A cholinergic feedback circuit to regulate striatal population uncertainty and optimize reinforcement learning

  1. Nicholas T Franklin
  2. Michael J Frank  Is a corresponding author
  1. Brown University, United States
10 figures

Figures

Neural network model.

(A) A simplified diagram of the neural network. Sensory input excites candidate motor actions and corresponding Go (blue circles) and NoGo (red circles) MSN units in the striatum. Distinct columns of Go and NoGo units provide the thalamus with positive and negative evidence for alternative motor responses, learned via DA reinforcement signals. Positive prediction errors result in increased DA during feedback and an increase of Go excitability relative to NoGo units. TANs are endogenously active units that modulate MSN excitability during reinforcement feedback, altering the efficacy of the reinforcement signal. (B) Stereotypical TAN response is temporally concomitant to reward-related phasic DA increase (Adapted from Figure 7 part C, Morris et al., 2004). (C) Schematic representation of TAN–MSN signaling (see below). TAN firing inhibits presynaptic glutamatergic signaling of D1 and D2 MSNs through M2 receptors, but also selectively excites D2 MSNs via M1 receptors. (D) Sensory input provides excitatory signaling to preSMA (representing two candidate motor actions) and corresponding Go and NoGo MSN units in the striatum. Each of (here, two) motor responses is coded by distinct columns of Go and NoGo units, representing positive and negative evidence for alternative that responses, learned via reinforcement conveyed by DA signals in the SNc. The basal ganglia contribute to action selection by disinhibiting thalamocortical activity for representing thatthe response having the largest Go–NoGo activation differential. Go units inhibit globus pallidus internal segment (GPi) units, which otherwise tonically inhibit the thalamus. NoGo units have the opposite effect by inhibiting the external segment (GPe), which in turn inhibits GPi. TANs are represented as a separate layer of endogenously active units that modulate MSN excitability during the dynamic burst–pause pattern windowing the dopaminergic reward prediction error signals. This pause duration can be fixed, or sensitive to the population uncertainty of MSNs (see below). Dotted black lines correspond to proposed feedback mechanism from MSNs to TANs. The STN modulates the threshold by which actions are disinhibited by the BG, included here for consistency with prior work. DA, dopamine; MSN, medium spiny neuron; preSMA, pre-suplementary motor cortex; SNc, substantia nigra pars compacta; STN, subthalamic nucleus.

https://doi.org/10.7554/eLife.12029.003
Network activity in a probabilistic reversal learning task. 

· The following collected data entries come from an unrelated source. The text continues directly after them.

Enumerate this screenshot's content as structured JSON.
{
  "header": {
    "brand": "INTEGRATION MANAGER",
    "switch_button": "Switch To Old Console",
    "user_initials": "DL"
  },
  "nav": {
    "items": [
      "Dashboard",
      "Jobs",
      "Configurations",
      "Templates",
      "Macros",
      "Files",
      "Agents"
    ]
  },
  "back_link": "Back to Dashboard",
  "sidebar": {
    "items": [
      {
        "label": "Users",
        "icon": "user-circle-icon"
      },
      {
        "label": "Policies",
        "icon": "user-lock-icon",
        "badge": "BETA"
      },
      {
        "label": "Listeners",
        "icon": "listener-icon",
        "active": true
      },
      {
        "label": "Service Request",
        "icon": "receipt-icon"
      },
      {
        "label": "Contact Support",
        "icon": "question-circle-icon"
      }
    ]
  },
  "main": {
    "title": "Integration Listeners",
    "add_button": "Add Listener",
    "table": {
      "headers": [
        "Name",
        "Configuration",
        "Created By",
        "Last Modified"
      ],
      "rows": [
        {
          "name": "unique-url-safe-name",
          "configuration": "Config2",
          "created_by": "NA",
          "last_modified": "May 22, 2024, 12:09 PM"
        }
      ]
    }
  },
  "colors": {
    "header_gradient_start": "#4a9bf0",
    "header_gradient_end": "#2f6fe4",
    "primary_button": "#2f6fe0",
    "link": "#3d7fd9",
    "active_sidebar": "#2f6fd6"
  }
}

Top left: Mean within-trial normalized firing rate across population of Go units (simulated striatonigral MSNs) and TANs during action selection during the first epoch of training ('early'). Individual traces represent the mean population activity in a single trial and are collapsed across response for Go units. In the examples shown, Go unit activity ultimately facilitates the selected response (due to disinhibition of thalamus; not shown, see Frank, 2006). Bottom left: Mean within-trial firing rate during action selection in the last epoch of training ('late') prior to reversal. As a consequence of training, an increased differential in Go activity between the selected and non-selected response results in low action-selection uncertainty. Center: Mean firing rate for Go and TAN units during reinforcement for both correct (top) and incorrect (bottom) trials. TAN pauses occur for both types of feedback, providing a window during which the dopaminergic signals differentially modulate Go unit activity and plasticity (long-term potentiation vs long-term depression). Top right: Entropy in population of Go units across training trials. Population-level entropy declined over time prior to reversal (trial 200; dotted line) as the stochastic population of simulated neurons learned the correct action. Following reversal, entropy rose briefly as the network starts to activate the alternative Go response while the learned one still remained active for some time, after which entropy declines once more. This dynamic modulation of entropy is more pronounced in a network with simulated TANs than a control network without TANs. MSNs, medium spiny neurons; TANs, tonically active neurons.

https://doi.org/10.7554/eLife.12029.004
Performance of the neural network on reversal learning task.

Left: Accuracy during acquisition of probabilistic contingencies. During initial acquisition, accuracy for networks simulated with TANs (black) is similar to accuracy in control networks that do not contain TANs (grey). Simulated M1 blockade (red) does not meaningfully impair performance during acquisition. Right: Accuracy following reversal. Networks with TANs (black) reach higher asymptotic performance than control networks (grey). Networks with simulated M1 blockade (red) show pronounced performance impairments. TANs, tonically active neurons.

https://doi.org/10.7554/eLife.12029.005
Network behavior as a function of TAN pause duration.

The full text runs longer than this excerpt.